Syed Ali Abutalib, MD

Syed Ali Abutalib, MD

Sonali M. Smith, MD, FASCO

Sonali M. Smith, MD, FASCO

Dr. Abutalib is Associate Director, Hematology and Cellular Therapy Program; Director, Clinical Apheresis Program, Cancer Treatment Centers of America, Zion, Illinois; Associate Professor, Roseland Franklin University of Medicine and Science; Founder and Co-Editor, Advances in Cell and Gene Therapy. Dr. Smith is the Elwood V. Jensen Professor of Medicine; Interim Chief, Section of Hematology/Oncology; Director, Lymphoma Program, The University of Chicago.

To complement The ASCO Post’s continued comprehensive coverage of the 2019 American Society of Hematology (ASH) Annual Meeting & Exposition, here are several abstracts selected from the meeting proceedings focusing on novel therapies for patients with non-Hodgkin lymphomas (NHLs). For full details of these study abstracts, visit ashpublications.org.

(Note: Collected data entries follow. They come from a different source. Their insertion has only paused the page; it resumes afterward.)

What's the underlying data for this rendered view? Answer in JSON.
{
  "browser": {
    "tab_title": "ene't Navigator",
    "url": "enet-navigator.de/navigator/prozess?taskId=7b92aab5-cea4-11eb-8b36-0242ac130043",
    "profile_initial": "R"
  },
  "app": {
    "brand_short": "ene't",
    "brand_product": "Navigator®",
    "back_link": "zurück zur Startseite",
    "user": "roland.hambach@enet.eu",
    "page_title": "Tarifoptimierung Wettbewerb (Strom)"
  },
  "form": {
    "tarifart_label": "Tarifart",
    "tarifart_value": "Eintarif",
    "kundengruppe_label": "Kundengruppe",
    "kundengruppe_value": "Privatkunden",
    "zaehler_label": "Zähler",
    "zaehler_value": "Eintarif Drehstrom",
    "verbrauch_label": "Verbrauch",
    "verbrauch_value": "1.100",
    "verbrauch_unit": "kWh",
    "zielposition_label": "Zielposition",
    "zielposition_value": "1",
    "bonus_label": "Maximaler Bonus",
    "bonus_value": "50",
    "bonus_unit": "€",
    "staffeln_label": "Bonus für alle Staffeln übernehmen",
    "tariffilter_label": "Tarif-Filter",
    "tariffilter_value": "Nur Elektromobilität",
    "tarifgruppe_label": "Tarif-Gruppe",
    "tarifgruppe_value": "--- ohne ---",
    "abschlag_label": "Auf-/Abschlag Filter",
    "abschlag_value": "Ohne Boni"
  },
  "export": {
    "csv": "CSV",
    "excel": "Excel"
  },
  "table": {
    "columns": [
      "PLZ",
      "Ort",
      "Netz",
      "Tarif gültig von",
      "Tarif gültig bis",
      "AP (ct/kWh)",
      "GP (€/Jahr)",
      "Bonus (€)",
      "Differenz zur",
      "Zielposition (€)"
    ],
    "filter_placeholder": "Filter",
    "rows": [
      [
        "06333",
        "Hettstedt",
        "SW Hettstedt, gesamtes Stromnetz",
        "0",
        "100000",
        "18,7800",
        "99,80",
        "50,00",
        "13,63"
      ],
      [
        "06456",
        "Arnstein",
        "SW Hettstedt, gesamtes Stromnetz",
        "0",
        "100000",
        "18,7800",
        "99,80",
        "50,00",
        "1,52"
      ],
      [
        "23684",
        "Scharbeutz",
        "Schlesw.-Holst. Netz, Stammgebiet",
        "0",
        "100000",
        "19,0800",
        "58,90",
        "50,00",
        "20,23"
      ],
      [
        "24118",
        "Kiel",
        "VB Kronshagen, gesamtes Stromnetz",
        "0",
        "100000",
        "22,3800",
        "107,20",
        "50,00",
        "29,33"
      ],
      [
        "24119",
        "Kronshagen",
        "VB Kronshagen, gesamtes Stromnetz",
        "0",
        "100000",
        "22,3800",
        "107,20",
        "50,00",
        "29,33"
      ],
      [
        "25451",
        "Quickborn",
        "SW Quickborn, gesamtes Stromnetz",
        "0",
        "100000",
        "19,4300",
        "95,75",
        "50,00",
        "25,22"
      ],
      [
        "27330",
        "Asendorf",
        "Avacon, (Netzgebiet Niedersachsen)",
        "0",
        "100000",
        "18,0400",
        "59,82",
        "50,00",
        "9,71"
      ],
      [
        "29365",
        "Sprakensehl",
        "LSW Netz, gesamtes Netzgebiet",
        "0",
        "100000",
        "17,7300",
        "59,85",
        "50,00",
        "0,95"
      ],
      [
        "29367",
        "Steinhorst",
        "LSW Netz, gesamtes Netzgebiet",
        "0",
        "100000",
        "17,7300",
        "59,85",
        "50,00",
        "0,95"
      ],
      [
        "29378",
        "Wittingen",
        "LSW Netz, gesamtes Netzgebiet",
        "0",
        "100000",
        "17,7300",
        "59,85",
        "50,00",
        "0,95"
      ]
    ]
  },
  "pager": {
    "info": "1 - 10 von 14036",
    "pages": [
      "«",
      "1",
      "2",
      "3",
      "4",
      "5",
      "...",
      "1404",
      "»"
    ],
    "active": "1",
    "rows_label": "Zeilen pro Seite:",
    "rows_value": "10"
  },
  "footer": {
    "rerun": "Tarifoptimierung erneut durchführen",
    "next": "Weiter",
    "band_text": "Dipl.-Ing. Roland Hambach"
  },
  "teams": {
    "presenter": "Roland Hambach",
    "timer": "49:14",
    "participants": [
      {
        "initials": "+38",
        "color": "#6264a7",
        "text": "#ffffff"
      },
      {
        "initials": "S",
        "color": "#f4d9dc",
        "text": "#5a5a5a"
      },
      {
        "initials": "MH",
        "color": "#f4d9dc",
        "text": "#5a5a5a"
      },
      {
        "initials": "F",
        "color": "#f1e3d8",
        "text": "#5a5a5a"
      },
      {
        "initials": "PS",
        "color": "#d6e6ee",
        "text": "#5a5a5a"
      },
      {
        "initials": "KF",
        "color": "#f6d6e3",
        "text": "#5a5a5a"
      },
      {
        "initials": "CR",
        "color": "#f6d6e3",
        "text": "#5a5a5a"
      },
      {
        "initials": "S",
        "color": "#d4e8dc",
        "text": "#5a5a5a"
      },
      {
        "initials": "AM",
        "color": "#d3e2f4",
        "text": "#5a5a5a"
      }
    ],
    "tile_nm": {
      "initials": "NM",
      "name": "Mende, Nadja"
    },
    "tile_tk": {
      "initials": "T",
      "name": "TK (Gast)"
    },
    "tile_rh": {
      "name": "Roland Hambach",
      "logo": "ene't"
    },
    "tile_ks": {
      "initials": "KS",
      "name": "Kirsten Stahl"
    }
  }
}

Newly Diagnosed Diffuse Large B-Cell Lymphoma

ABSTRACT 349: Positron-emission tomography (PET)-directed therapy for patients with limited-stage diffuse large B-cell lymphoma (DLBCL; n = 132): Results of Intergroup NCTN study S1001 (ClinicalTrials.gov identifier NCT01359592)1

Background: Limited-stage disease accounts for 30% to 40% of cases of DLBCL, with better overall survival than in advanced-stage disease, but with increased late relapses regardless of treatment strategy. Preferred treatment for early-stage nonbulky (< 7.5 cm) disease has been R-CHOP (rituximab plus cyclophosphamide, doxorubicin, vincristine, prednisone) × 3 cycles followed by involved-site radiation therapy; in patients with an International Prognostic Index (IPI) of 0, the preferred regimen is R-CHOP × 3 cycles followed by two doses of rituximab. For patients with early-stage bulky (≥ 7.5 cm) disease, the preferred treatment is R-CHOP × 6 cycles with or without involved-site radiation therapy.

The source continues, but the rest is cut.